Standard Disclaimer: I do not own Gundam Wing...

\ \ = Character thoughts

Prologue

Judge Judy is in the asylum after people suspected her to be crazy since she kept saying
what people say is BALONEY! Since the judge is no longer with the show, the producers of the
show went to the public for their help, what a coincidence, a couple of the g-wing characters
decided to audition for the part of the judge.

Director - Please Judge Judy, please quit. The fans think you're a old bag of bad fart. You
think everything is baloney! Goddamn it, we'll pay you one million dollars.

Judge J - you know what, you can shut up! I'm the judge and this is my court room, so you
RESPECT MY AUTHORITY!!! you got that BUSTA!!!!

Director - You leave me no choice, security and asylum workers, escort the judge to the van.

(Man with needle comes and injects sedative to knockout the judge and they stuff her into
a van and the men drive her to the local asylum)

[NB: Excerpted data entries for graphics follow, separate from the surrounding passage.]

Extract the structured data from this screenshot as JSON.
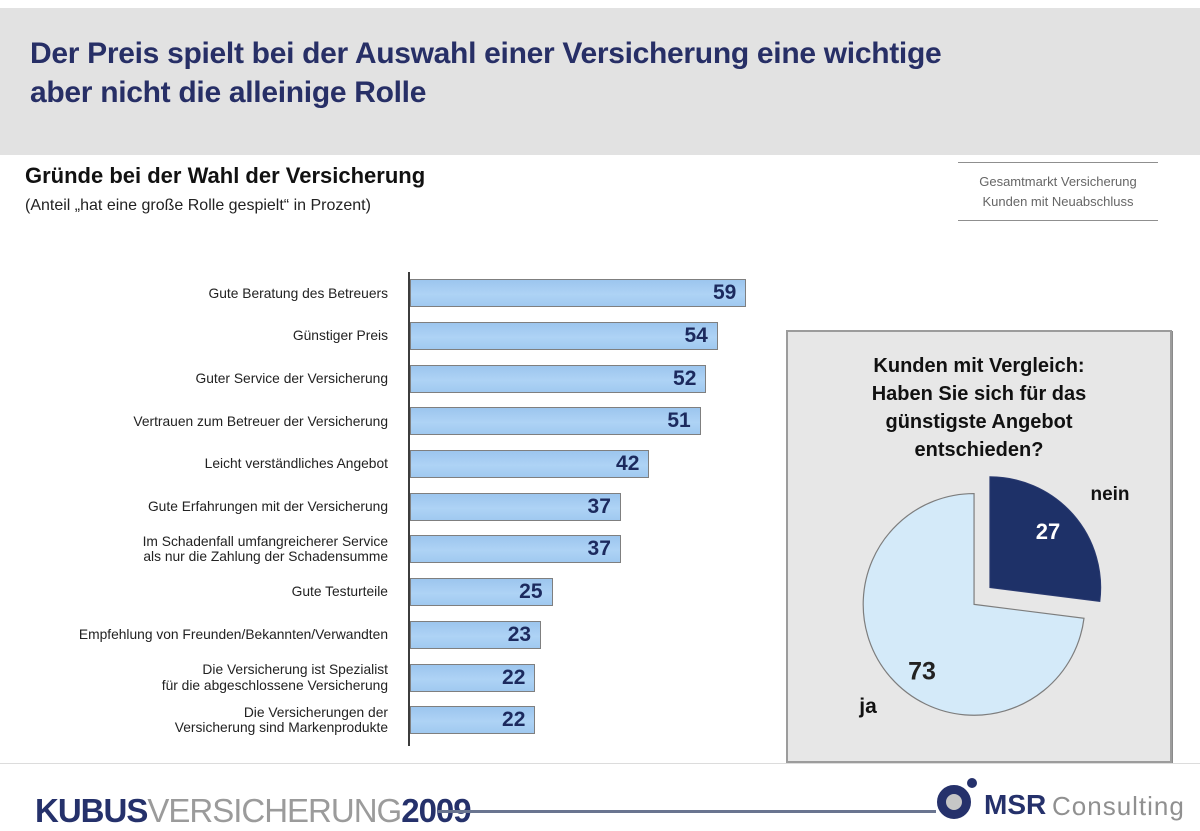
{
  "header": {
    "title": "Der Preis spielt bei der Auswahl einer Versicherung eine wichtige\naber nicht die alleinige Rolle"
  },
  "section": {
    "heading": "Gründe bei der Wahl der Versicherung",
    "subheading": "(Anteil „hat eine große Rolle gespielt“ in Prozent)",
    "scope_note": "Gesamtmarkt Versicherung\nKunden mit Neuabschluss"
  },
  "chart_data": [
    {
      "type": "bar",
      "orientation": "horizontal",
      "title": "Gründe bei der Wahl der Versicherung",
      "unit": "Prozent",
      "value_label_position": "inside-end",
      "xlim": [
        0,
        62
      ],
      "bar_color": "#a6ccf1",
      "categories": [
        "Gute Beratung des Betreuers",
        "Günstiger Preis",
        "Guter Service der Versicherung",
        "Vertrauen zum Betreuer der Versicherung",
        "Leicht verständliches Angebot",
        "Gute Erfahrungen mit der Versicherung",
        "Im Schadenfall umfangreicherer Service\nals nur die Zahlung der Schadensumme",
        "Gute Testurteile",
        "Empfehlung von Freunden/Bekannten/Verwandten",
        "Die Versicherung ist Spezialist\nfür die abgeschlossene Versicherung",
        "Die Versicherungen der\nVersicherung sind Markenprodukte"
      ],
      "values": [
        59,
        54,
        52,
        51,
        42,
        37,
        37,
        25,
        23,
        22,
        22
      ]
    },
    {
      "type": "pie",
      "title": "Kunden mit Vergleich:\nHaben Sie sich für das\ngünstigste Angebot\nentschieden?",
      "labels": [
        "ja",
        "nein"
      ],
      "values": [
        73,
        27
      ],
      "colors": [
        "#d4eaf9",
        "#1e3168"
      ],
      "exploded_slice": "nein",
      "legend_position": "none"
    }
  ],
  "footer": {
    "brand_bold1": "KUBUS",
    "brand_light": "VERSICHERUNG",
    "brand_bold2": "2009",
    "logo_bold": "MSR",
    "logo_light": "Consulting"
  },
  "colors": {
    "title_navy": "#272f66",
    "value_navy": "#1c2a5e",
    "header_band": "#e2e2e2",
    "panel_gray": "#e7e7e7",
    "bar_blue": "#a6ccf1",
    "pie_light_blue": "#d4eaf9",
    "pie_dark_navy": "#1e3168"
  }
}
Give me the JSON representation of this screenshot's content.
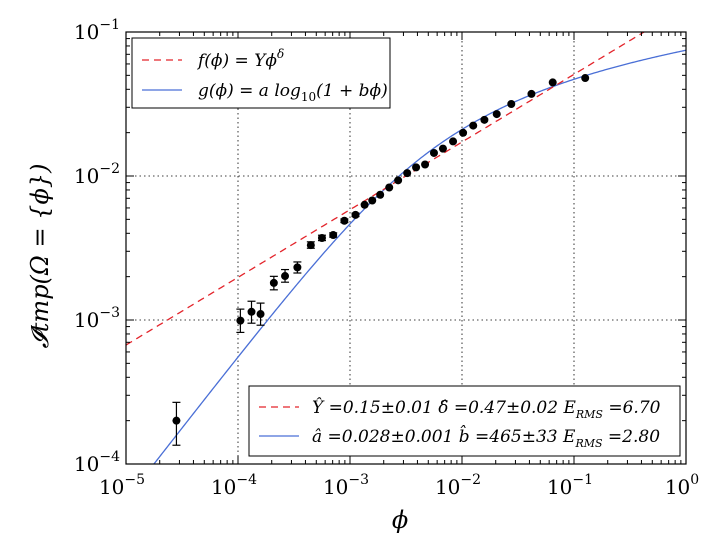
{
  "chart_data": {
    "type": "scatter",
    "title": "",
    "xlabel": "ϕ",
    "ylabel": "𝓘tmp(Ω = {ϕ})",
    "xscale": "log",
    "yscale": "log",
    "xlim": [
      1e-05,
      1
    ],
    "ylim": [
      0.0001,
      0.1
    ],
    "grid": true,
    "x_ticks": [
      {
        "value": 1e-05,
        "base": "10",
        "exp": "−5"
      },
      {
        "value": 0.0001,
        "base": "10",
        "exp": "−4"
      },
      {
        "value": 0.001,
        "base": "10",
        "exp": "−3"
      },
      {
        "value": 0.01,
        "base": "10",
        "exp": "−2"
      },
      {
        "value": 0.1,
        "base": "10",
        "exp": "−1"
      },
      {
        "value": 1,
        "base": "10",
        "exp": "0"
      }
    ],
    "y_ticks": [
      {
        "value": 0.0001,
        "base": "10",
        "exp": "−4"
      },
      {
        "value": 0.001,
        "base": "10",
        "exp": "−3"
      },
      {
        "value": 0.01,
        "base": "10",
        "exp": "−2"
      },
      {
        "value": 0.1,
        "base": "10",
        "exp": "−1"
      }
    ],
    "series": [
      {
        "name": "data",
        "kind": "errorbar",
        "points": [
          {
            "x": 2.82e-05,
            "y": 0.0002,
            "ylo": 0.000135,
            "yhi": 0.000268
          },
          {
            "x": 0.000105,
            "y": 0.00099,
            "ylo": 0.00082,
            "yhi": 0.00119
          },
          {
            "x": 0.000132,
            "y": 0.00114,
            "ylo": 0.00095,
            "yhi": 0.00135
          },
          {
            "x": 0.000159,
            "y": 0.0011,
            "ylo": 0.00092,
            "yhi": 0.00131
          },
          {
            "x": 0.000209,
            "y": 0.00181,
            "ylo": 0.00162,
            "yhi": 0.00201
          },
          {
            "x": 0.000263,
            "y": 0.00202,
            "ylo": 0.00183,
            "yhi": 0.00224
          },
          {
            "x": 0.000339,
            "y": 0.00232,
            "ylo": 0.00212,
            "yhi": 0.00253
          },
          {
            "x": 0.000447,
            "y": 0.00331,
            "ylo": 0.00315,
            "yhi": 0.00349
          },
          {
            "x": 0.000562,
            "y": 0.00371,
            "ylo": 0.00356,
            "yhi": 0.00388
          },
          {
            "x": 0.000708,
            "y": 0.00389,
            "ylo": 0.00376,
            "yhi": 0.00403
          },
          {
            "x": 0.000891,
            "y": 0.00489,
            "ylo": 0.00475,
            "yhi": 0.00503
          },
          {
            "x": 0.00112,
            "y": 0.00537,
            "ylo": 0.00523,
            "yhi": 0.00552
          },
          {
            "x": 0.00135,
            "y": 0.00631,
            "ylo": 0.00617,
            "yhi": 0.00645
          },
          {
            "x": 0.00158,
            "y": 0.00676,
            "ylo": 0.00662,
            "yhi": 0.0069
          },
          {
            "x": 0.00186,
            "y": 0.00741,
            "ylo": 0.00727,
            "yhi": 0.00755
          },
          {
            "x": 0.00224,
            "y": 0.00832,
            "ylo": 0.00818,
            "yhi": 0.00846
          },
          {
            "x": 0.00269,
            "y": 0.00933,
            "ylo": 0.00919,
            "yhi": 0.00947
          },
          {
            "x": 0.00324,
            "y": 0.01047,
            "ylo": 0.01033,
            "yhi": 0.01061
          },
          {
            "x": 0.00389,
            "y": 0.01148,
            "ylo": 0.01134,
            "yhi": 0.01162
          },
          {
            "x": 0.00468,
            "y": 0.01202,
            "ylo": 0.01188,
            "yhi": 0.01216
          },
          {
            "x": 0.00562,
            "y": 0.01445,
            "ylo": 0.01431,
            "yhi": 0.01459
          },
          {
            "x": 0.00676,
            "y": 0.01549,
            "ylo": 0.01535,
            "yhi": 0.01563
          },
          {
            "x": 0.00832,
            "y": 0.01738,
            "ylo": 0.01724,
            "yhi": 0.01752
          },
          {
            "x": 0.01023,
            "y": 0.01995,
            "ylo": 0.01981,
            "yhi": 0.02009
          },
          {
            "x": 0.01259,
            "y": 0.02239,
            "ylo": 0.02225,
            "yhi": 0.02253
          },
          {
            "x": 0.01585,
            "y": 0.02455,
            "ylo": 0.02441,
            "yhi": 0.02469
          },
          {
            "x": 0.02042,
            "y": 0.02692,
            "ylo": 0.02678,
            "yhi": 0.02706
          },
          {
            "x": 0.02754,
            "y": 0.03162,
            "ylo": 0.03148,
            "yhi": 0.03176
          },
          {
            "x": 0.04169,
            "y": 0.03715,
            "ylo": 0.03701,
            "yhi": 0.03729
          },
          {
            "x": 0.06457,
            "y": 0.04467,
            "ylo": 0.04453,
            "yhi": 0.04481
          },
          {
            "x": 0.1259,
            "y": 0.0479,
            "ylo": 0.04776,
            "yhi": 0.04804
          }
        ]
      },
      {
        "name": "f(ϕ) = Yϕᵟ",
        "kind": "power",
        "color": "#e3242b",
        "params": {
          "Y": 0.15,
          "delta": 0.47
        }
      },
      {
        "name": "g(ϕ) = a log10(1 + bϕ)",
        "kind": "log",
        "color": "#4a6fd6",
        "params": {
          "a": 0.028,
          "b": 465
        }
      }
    ],
    "legend_top": {
      "placement": "top-left",
      "entries": [
        {
          "main": "f(ϕ) = Yϕ",
          "sup": "δ",
          "color": "#e3242b",
          "dash": true
        },
        {
          "main": "g(ϕ) = a log",
          "sub": "10",
          "rest": "(1 + bϕ)",
          "color": "#4a6fd6",
          "dash": false
        }
      ]
    },
    "legend_bottom": {
      "placement": "bottom-right",
      "entries": [
        {
          "text": "Ŷ =0.15±0.01 δ̂ =0.47±0.02 E",
          "sub": "RMS",
          "rest": " =6.70",
          "color": "#e3242b",
          "dash": true
        },
        {
          "text": "â =0.028±0.001 b̂ =465±33 E",
          "sub": "RMS",
          "rest": " =2.80",
          "color": "#4a6fd6",
          "dash": false
        }
      ]
    }
  }
}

Director - Say Lizzy, let's start our search for the next Judge Judy!

Lizzy - the first stop is in the Sank Kingdom. Should I pack your bags sir?

Director - Not yet, do me a favour will ya. (closes door and leaves impression of nasty things
going on in that room)

Sank Kingdom:

Pargan - your paper, miss.

Relena - (reading for REAL news stops on the entertainment page) Well you take a look at this
they're holding auditions for the next Judge Judy! I'm there. \maybe being on tv is the only
way Heero will pay attention to me. MWAHAHAHAHAHAHA\

Pargan - I'm driving right? \I never knew being Queen of the World left her with so much
spare time. Oh, wait, she used her spare time to stalk that Heero\

Heero's Apartment

Heero - (Watching the tv)

tv - Today, a Vince Mcmahon (he is the owner of the World Wrestling Federation) look-alike
will be holding auditions for the once-popular tv court room, Judge Judy and he is
searching for a new judge.

Heero - Hn

Trowa's Circus Trailer

Trowa - (reading the paper while in the process of eating Catherine's "soup") An audition?
\finally no more circus for me!\ (eats soup, horrible taste, Trowa resisting urge to swallow)

Catherine - Trowa! What'cha reading?

Trowa - ... (leaves trailer)

Catherine - I thought he stopped doing that.

Quatre's Estate

Rashid - Master Quatre, you need something to do. Well I was looking in the paper and I
thought that you could be a tv judge. \no more master quatre tea parties\

Quatre - you really think I can be famous! WOW!!!!

Rashid - (sarcastically) Yes! \I really have to tell him how he should see someone about his
addiction to tea, makes him TOO happy)

Duo's Flea pit (room)

Hilde - Duo, I really think you need to do something constructive with your life. You can't
blow stuff up anymore and no church will have a murderer as a reverend.

Duo - I think you're right. I was reading through the paper and I think I'll go try out for
this Judge show, I'll be famous and bigger than GOD!!!! BWAHAHAHAHAHAHAHA

Hilde - I was thinking you could go to the store to REPLACE the food that mysteriously
vanished overnight!!! You wouldn't to know anything about that, do you Duo?

Duo - uh.... no, gotta go! (runs out of the house before all hell broke loose)

Wu fei's chinese style temple

(Wu fei meditating / talking to self)

Sally - Wu fei, I think you need to get out of the house more, the neighbors, primarily Noin
and Zechs think you're going insane. You've been acting this way since you accidentally
pushed the timer for the self-destruct device as you were exiting Nataku.

Wu fei - WHAT DID YOU SAY ONNA!!!! I AM NOT INSANE!!! THEY ARE WEAK SO THEY THINK THE STRONG
ARE INSANE!!!!

Sally - I was thinking you could get a job to vent your anger/insanity, how about this tv
judge part, they're holding auditions today in the Sank Kingdom.

Wu fei - that's it! JUSTICE WILL BE SERVED!!! I can take out my anger on fools who go on my
show to bitch about how their water is brown! ONNA!!! You proved useful for once!